When the existing Eden Park renos were proposed ahead of that year’s Rugby World Cup, they featured a whole lot of landscaping, tree planting and the like. Most if it never happened. It was “value engineered” out of the project.
“Value engineering” is the nasty term for removing features from architecture and design that don’t contribute to the core function of the building. It’s vandalism with a fancy name.
The challenge is this: to transform not just the existing “mismatched bag of bones” – a very good description – but the barren sea of concrete it sits on into something beautiful. Again, the renders don’t look great.
And to go further. How about transforming the surrounding streets as well? They’re far wider than any surburban street needs to be. Why not line them with long and lovely strips of park? Turn the whole precinct into a safe place for kids to play and families to enjoy?
The Women’s Rugby World Cup was fabulously oriented to family: use that spirit as inspiration for suburb-wide rejuvenation.

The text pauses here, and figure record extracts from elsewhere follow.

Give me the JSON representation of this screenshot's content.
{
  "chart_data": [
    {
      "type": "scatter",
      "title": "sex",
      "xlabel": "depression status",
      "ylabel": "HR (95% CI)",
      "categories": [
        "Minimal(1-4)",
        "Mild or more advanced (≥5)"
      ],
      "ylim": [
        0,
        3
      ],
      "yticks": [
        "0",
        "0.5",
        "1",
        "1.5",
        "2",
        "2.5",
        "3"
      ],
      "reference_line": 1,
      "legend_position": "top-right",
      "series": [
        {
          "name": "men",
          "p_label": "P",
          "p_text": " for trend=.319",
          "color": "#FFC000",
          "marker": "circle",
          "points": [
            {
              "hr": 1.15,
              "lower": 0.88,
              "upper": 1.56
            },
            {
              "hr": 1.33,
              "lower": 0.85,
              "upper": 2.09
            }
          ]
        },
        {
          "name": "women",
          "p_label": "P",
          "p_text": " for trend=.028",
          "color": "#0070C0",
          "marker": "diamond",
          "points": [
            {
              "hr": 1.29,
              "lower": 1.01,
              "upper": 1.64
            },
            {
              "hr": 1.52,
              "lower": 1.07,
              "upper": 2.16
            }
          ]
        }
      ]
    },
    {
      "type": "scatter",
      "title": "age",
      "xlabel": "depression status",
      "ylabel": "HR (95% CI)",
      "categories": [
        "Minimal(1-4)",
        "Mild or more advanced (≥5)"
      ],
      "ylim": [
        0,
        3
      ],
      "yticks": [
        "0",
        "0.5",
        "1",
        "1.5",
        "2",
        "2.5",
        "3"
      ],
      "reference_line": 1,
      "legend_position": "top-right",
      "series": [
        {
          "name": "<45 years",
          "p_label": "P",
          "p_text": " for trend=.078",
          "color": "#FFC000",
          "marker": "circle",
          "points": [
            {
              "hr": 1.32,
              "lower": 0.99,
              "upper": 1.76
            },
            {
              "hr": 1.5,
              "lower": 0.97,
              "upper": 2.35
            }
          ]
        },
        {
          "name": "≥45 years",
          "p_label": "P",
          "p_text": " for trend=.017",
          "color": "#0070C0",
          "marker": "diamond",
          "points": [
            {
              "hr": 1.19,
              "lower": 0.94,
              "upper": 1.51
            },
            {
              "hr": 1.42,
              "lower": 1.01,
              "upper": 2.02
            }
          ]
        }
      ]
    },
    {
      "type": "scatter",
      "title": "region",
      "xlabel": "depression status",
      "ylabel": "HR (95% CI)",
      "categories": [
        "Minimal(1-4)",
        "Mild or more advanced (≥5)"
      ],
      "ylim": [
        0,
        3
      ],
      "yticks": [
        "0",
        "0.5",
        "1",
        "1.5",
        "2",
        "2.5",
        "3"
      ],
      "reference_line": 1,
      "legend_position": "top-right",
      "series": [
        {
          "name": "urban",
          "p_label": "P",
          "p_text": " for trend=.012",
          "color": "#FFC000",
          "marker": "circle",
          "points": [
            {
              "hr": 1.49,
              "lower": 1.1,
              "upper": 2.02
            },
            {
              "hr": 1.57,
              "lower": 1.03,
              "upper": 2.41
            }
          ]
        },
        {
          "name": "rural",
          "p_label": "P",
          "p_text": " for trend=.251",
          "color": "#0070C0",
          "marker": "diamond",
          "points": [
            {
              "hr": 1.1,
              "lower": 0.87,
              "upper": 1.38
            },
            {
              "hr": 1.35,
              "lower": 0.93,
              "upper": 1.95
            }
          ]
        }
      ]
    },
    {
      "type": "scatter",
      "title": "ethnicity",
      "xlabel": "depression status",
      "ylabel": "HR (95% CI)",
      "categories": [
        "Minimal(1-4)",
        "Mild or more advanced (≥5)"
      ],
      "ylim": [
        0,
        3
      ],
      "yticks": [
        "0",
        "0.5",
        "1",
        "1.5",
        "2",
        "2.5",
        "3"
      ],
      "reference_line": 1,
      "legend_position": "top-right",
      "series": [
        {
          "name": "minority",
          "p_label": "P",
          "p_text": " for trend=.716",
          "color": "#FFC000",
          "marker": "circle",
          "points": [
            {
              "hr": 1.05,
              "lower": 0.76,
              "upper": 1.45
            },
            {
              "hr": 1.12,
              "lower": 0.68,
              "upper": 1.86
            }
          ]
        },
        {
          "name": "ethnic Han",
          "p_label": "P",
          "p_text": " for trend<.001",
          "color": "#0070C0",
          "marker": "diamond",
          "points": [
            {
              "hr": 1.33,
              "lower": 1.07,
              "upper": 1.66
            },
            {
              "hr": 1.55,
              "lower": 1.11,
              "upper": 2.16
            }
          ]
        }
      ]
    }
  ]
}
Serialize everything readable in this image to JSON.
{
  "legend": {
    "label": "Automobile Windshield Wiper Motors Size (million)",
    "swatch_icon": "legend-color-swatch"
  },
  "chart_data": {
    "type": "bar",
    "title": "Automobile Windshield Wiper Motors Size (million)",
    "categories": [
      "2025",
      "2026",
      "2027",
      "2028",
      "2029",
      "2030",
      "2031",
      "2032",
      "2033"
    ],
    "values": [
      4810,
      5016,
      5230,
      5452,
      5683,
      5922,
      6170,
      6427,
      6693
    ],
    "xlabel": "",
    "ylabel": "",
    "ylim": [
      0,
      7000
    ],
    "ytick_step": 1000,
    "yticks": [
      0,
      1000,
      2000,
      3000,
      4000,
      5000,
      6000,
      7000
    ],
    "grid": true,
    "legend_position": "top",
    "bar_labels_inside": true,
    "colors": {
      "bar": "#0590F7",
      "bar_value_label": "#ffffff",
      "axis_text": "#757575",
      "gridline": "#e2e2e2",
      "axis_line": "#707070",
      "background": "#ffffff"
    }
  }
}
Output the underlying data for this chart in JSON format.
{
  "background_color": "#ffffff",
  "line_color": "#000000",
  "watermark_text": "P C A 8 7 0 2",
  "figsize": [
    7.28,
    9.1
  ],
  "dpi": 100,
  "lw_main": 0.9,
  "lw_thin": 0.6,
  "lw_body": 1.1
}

Council can come to the party on that. But ratepayers and taxpayers should not be stung for the whole stadium build. The “home of rugby” does not belong to Auckland City, nor to the Crown, but is owned and run by a trust, subject to its own Act of Parliament. Let the trust raise the money, or at least most of it.
Why do we even need this? Because a great city needs great events: sporting, cultural, all sorts, catering for everyone. For the entertainment of all of us who live here and for the economic boosts they deliver. It’s time our civic leaders stopped pretending it’s okay we’re missing out on rugby and cricket and more, and Mt Smart is just fine for music.
By the way, there’s another climate factor: flood management. Eden Park became a floodwater “detention basin” on January 27, when the park flooded, as it was supposed to. And then the water drained away and the houses all around stayed dry.
This is how we have to think now. If Eden Park loses that function, the suburb will need something just as good.